Crespadoro, Guarda: "Troppe centraline idroelettriche: la Regione intervenga"

"C’è una rincorsa continua all’opportunità economica che non valuta l’impatto sul territorio - chiosa la consigliera regionale della lista Amp - Zaia e la sua Giunta dovrebbero vigilare sullo sfruttamento delle risorse idriche"

“Dodici centraline idroelettriche a Crespadoro sono troppe. Siamo favorevoli alle energie rinnovabili, ma deve essere messo un freno a progetti che hanno una bassa produzione ma un elevato impatto ambientale”. È quanto sostengono la consigliera regionale della lista Amp Cristina Guarda, che ha partecipato giovedì mattina all’assemblea pubblica organizzata dalla ditta Sordato incaricata della costruzione di una centralina nella zona di Campodalbero, e Andrea Zanoni, esponente del Partito Democratico e vicepresidente della commissione Ambiente.

“C’è un evidente vulnus nella normativa veneta per quanto riguarda le Valutazioni di impatto ambientale e la gestione di queste centraline. La Regione deve intervenire e occorre anche una responsabilizzazione delle aziende, che non possono usufruire di un bene pubblico in maniera così indiscriminata".

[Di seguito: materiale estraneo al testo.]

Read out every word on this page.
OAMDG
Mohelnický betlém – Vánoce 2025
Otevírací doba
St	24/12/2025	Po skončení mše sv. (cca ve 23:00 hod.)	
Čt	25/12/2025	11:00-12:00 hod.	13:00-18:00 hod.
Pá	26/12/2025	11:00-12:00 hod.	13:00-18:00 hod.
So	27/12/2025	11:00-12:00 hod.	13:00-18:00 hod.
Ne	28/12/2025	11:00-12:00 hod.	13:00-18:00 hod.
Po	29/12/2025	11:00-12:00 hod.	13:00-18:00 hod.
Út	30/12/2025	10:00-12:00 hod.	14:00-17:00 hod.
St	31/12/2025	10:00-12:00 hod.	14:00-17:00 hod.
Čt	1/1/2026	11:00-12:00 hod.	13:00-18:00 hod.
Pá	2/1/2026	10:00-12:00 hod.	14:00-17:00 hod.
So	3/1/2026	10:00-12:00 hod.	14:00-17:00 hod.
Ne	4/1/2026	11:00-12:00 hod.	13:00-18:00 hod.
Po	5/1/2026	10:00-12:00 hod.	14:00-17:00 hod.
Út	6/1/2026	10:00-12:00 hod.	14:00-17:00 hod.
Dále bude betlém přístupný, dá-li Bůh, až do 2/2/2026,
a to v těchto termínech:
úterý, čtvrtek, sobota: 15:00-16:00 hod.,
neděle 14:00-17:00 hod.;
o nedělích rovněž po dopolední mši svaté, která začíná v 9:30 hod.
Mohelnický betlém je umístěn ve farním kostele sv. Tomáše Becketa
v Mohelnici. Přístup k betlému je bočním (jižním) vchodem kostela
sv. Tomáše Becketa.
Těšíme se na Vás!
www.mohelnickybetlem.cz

La zona di Crespadoro è una delle più preziose per quanto riguarda le fonti di acqua sorgiva pure ed è importante anche dal punto di vista ambientale. Si tratta di un’area nella quale vengono intubate per lunghi tratti queste risorse idriche, penalizzando un territorio e togliendo opportunità turistiche, che potrebbero rappresentare un’importante fonte reddituale. Sono piccole centraline, al di sotto di un megawatt che hanno un risultato bassissimo in termini di produzione, però creano un grave danno al territorio. Questo problema è diffuso, visto che questi impianti in tutto il Veneto sono circa 2300 e producono una ‘sciocchezza’, appena un ventottesimo rispetto agli impianti superiori, secondo i dati del 2014”.

“C’è una situazione analoga nel Bellunese e molti ricorsi presentati al Magistrato delle acque hanno portato al blocco dei progetti. Serve però un intervento deciso della Regione per stoppare questa esagerazione – il sollecito che proviene dai due consiglieri – C’è una rincorsa continua all’opportunità economica che non valuta l’impatto sul territorio. Zaia e la sua Giunta dovrebbero vigilare sullo sfruttamento delle risorse idriche, anziché incoraggiarlo indirettamente”.